If you feel like you’re drowning in debt, you’re not alone. Bad debt can occur due to job loss, bad business deals, mismanaging loans, and late credit card payments. However, what matters most is that you find the right solution to get out of debt, not how you got into debt in the first place. Before you consider declaring bankruptcy, it is crucial that you first think about a debt consolidation loan.

What are debt consolidation loans?

As the name suggests, a debt consolidation loan is when all of your debts are gathered into one lump sum to be paid in installments. This removes the headache of making several monthly payments and instead allows you to pay a single monthly bill to one company. The main focus usually is to get a low interest rate so that you can pay off your debts faster.

Unsecured debt consolidation loans do exist, but it is always better to give security in collateral. This way, the probability of getting approved is much higher, and it will also help you obtain low interest rates, which is a plus when you are considering a debt consolidation loan.

The cost-benefit of debt consolidation loans

It is always a good idea to consider the cost-benefit for every critical financial decision, and a debt consolidation loan is no exception. There are two costs that you should look at before you decide if this loan will benefit you. The first is the monthly cost, and the second is the total cost. These costs are the number of payments you choose and the annual percentage rate.

Terms for personal loans range from 6 to 60 months. Even though choosing a longer period will decrease the monthly payments, it will increase the total cost of borrowing since there will be more time for interest charges to accrue.

Moreover, the annual percentage rates on unsecured loans are gauged based on your credit score. If this score is low, both monthly payments and total costs are most likely to be very high.

Benefits of a debt consolidation loan

Before you decide against it, you must look at the benefits of a debt consolidation loan. The biggest advantages are the following:

1. Simplified finances

A debt consolidation loan combines many monthly payments into just one. You will only have to worry about one lender and therefore only one monthly bill, which will keep you consistent when paying off your debt. It also allows you not to miss any payments, thereby lowering your credit score.

2. Possible Low-interest rates

Debt consolidation can help you go from paying many loans with different interest rates to one loan with just one overall interest rate, the lender will determine how much interest you pay based on your credit score. The higher your credit score is, the lower your interest rate will be. Therefore, a significantly lower interest rate is possible, but your credit score plays a big role in what the interest rate actually ends up being.

3. Fixed payments

Unlike credit cards, debt consolidation loans have fixed interest rates which is why the monthly payment will be the same every month. This helps a lot in paying off your debts in the long run.

Debt consolidation loans with bad credit

Many people who consider debt consolidation loans are in a lot of debt, which is causing a damaged credit score. No need to panic! There are still ways in which you can consolidate debt with bad credit. Firstly, it is recommended that you get in touch with a professional credit consultant.
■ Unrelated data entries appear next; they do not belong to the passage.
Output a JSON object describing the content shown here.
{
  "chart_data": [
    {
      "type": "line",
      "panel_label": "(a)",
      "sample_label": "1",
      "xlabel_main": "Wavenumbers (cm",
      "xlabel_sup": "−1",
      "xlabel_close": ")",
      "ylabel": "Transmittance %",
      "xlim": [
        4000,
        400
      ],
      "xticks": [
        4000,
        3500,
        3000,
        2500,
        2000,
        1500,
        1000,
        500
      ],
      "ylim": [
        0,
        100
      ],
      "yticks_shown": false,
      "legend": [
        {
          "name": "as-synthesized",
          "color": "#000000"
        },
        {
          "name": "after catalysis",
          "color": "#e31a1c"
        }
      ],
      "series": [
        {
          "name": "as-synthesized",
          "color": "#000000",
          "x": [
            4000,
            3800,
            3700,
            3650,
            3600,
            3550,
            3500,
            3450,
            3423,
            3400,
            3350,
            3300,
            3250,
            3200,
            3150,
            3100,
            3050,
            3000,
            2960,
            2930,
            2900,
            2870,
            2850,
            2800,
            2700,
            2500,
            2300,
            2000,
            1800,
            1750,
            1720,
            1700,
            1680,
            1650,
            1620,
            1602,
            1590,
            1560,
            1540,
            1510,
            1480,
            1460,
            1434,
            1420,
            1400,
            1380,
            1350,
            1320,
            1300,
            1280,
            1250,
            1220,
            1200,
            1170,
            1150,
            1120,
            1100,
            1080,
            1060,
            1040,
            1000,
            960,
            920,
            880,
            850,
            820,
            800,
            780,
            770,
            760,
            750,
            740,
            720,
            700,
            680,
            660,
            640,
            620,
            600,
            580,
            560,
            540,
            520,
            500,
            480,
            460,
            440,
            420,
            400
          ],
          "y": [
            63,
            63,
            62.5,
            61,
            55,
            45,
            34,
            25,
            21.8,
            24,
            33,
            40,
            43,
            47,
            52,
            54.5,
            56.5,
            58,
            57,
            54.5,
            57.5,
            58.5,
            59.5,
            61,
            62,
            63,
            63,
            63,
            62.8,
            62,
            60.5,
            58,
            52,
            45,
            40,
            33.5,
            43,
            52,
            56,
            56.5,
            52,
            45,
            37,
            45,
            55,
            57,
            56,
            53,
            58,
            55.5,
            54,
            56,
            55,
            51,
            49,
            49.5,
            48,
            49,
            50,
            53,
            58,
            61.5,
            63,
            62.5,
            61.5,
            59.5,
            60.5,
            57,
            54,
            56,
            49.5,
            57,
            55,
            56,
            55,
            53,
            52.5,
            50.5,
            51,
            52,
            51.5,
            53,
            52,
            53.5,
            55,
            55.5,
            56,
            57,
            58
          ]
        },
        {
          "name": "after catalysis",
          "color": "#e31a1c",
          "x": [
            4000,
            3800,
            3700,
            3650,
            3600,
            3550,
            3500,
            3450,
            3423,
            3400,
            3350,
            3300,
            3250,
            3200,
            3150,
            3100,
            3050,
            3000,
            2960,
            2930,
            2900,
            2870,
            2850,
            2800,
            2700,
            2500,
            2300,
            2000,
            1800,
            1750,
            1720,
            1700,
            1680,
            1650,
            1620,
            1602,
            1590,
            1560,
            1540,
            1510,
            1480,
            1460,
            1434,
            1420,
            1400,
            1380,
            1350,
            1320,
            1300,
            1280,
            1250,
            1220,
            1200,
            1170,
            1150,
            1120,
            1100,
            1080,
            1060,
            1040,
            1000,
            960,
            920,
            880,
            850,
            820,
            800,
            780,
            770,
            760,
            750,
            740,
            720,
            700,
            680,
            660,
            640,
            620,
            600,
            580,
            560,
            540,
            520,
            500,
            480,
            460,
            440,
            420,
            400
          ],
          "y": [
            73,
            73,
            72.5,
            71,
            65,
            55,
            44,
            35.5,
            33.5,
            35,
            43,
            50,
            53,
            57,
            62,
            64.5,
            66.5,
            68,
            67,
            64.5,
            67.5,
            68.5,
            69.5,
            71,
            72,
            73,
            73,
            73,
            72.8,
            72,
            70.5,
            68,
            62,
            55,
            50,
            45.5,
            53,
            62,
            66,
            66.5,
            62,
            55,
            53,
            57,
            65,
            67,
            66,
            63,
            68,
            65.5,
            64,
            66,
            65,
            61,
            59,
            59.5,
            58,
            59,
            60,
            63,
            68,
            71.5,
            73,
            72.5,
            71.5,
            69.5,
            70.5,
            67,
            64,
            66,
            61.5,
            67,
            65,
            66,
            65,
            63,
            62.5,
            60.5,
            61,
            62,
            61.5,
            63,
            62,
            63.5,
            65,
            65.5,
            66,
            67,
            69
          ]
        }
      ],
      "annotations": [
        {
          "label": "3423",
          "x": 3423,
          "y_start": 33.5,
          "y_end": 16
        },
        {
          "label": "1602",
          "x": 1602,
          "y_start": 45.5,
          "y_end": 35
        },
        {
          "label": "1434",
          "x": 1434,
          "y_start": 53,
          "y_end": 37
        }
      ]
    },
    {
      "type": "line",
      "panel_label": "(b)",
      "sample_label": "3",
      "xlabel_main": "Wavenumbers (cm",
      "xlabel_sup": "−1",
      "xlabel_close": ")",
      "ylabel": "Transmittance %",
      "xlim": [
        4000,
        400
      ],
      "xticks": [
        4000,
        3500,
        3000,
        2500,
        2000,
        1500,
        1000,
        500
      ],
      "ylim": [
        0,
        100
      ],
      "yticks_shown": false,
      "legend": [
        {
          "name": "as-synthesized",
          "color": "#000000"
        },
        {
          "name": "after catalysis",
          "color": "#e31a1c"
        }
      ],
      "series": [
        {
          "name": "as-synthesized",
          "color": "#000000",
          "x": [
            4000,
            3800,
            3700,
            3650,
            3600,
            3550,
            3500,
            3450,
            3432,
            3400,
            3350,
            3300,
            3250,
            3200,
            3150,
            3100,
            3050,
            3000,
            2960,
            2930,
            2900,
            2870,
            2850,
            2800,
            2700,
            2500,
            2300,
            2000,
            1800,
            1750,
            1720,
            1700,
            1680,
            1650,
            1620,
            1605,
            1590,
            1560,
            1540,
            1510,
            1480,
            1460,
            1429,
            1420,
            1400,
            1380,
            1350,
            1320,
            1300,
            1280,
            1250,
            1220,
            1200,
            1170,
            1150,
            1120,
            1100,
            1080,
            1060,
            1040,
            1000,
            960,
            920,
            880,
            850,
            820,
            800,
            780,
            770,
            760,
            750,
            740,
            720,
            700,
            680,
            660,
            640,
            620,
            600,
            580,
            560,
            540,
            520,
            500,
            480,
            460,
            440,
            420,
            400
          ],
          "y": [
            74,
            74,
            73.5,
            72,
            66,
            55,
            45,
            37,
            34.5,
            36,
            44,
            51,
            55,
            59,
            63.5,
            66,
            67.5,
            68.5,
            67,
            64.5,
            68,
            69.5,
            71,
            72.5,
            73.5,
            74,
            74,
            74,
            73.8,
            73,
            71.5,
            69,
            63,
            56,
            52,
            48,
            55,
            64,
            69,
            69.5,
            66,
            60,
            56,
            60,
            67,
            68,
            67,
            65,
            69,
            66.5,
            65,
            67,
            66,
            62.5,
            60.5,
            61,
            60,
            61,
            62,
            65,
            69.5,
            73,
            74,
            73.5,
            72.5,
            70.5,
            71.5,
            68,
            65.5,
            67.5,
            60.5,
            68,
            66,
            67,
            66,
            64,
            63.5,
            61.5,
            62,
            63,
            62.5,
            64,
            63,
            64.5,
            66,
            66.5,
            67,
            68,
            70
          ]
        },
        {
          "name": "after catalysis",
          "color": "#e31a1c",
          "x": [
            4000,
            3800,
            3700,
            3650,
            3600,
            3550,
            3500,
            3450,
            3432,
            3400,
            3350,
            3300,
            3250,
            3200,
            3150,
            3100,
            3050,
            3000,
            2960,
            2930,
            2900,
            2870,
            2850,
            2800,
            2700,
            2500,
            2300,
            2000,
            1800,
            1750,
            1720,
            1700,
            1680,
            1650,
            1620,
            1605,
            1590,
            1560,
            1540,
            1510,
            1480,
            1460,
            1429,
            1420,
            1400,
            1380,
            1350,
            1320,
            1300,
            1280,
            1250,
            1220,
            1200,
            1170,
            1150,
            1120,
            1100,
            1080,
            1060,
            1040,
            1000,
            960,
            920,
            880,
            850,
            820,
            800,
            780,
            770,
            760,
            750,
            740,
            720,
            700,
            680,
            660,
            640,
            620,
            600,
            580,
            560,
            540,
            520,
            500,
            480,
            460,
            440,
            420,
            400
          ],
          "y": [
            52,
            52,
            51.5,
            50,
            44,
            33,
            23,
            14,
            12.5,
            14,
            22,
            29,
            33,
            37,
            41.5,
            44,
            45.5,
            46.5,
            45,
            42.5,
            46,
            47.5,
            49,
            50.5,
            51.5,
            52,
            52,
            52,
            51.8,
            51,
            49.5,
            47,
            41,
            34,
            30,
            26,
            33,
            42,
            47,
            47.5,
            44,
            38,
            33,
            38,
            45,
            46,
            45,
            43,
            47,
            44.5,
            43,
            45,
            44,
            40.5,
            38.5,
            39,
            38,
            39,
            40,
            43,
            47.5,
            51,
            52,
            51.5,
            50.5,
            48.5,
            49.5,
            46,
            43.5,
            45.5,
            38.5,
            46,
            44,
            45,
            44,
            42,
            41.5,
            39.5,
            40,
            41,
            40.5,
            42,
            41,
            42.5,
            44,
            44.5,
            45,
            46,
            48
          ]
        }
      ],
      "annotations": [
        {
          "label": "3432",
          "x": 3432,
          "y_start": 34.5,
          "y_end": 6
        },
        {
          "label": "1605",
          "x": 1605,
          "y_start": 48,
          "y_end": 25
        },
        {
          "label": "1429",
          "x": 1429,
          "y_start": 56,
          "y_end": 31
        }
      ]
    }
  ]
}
You can also contact a company that has a debt consolidation program, as they will answer any of your questions and concerns.

Where can you get a debt consolidation loan with bad credit?

1. Credit unions

Credit unions are non-profit financial organizations that offer flexible terms and low-interest rates. But it’s not easy to get consolidation loans with bad credit. The downside is that they do not allow you to pre-qualify for a loan. Usually, there is a requirement for a hard credit check. This can hurt your credit score and make it difficult for you to shop around.

To apply for a debt consolidation loan with bad credit, you’ll need to become a member of a credit union and work nearby. A minor membership fee is also required.

2. Online lenders

Using online lenders is a great option since it is a fast funding option. The process takes only a few days to get approved. The downside is that online lenders offer high interest rate. They also charge origination fees which cover your costs for processing the loan. This amount is deducted from the loan proceeds. A good solution to this cost is requesting a larger loan so that it covers your debt along with the online lenders’ fee.

A few things to consider

Before you decide whether or not a debt consolidation loan is a viable option for you, here are a few things to consider:

  • The principal amount you owe will remain the same, but only the interest amount will change after debt consolidation.
  • After debt consolidation, you may fall into a false sense of security by seeing a higher balance on your credit card. This may lead to you overspending, which can bring you back to square one.
  • Security issues can arise when you use collateral. This is because the lending institution may reclaim the asset if you’re unable to pay your installment. Moreover, consolidation lenders tend to be far less forgiving than credit card and utility companies.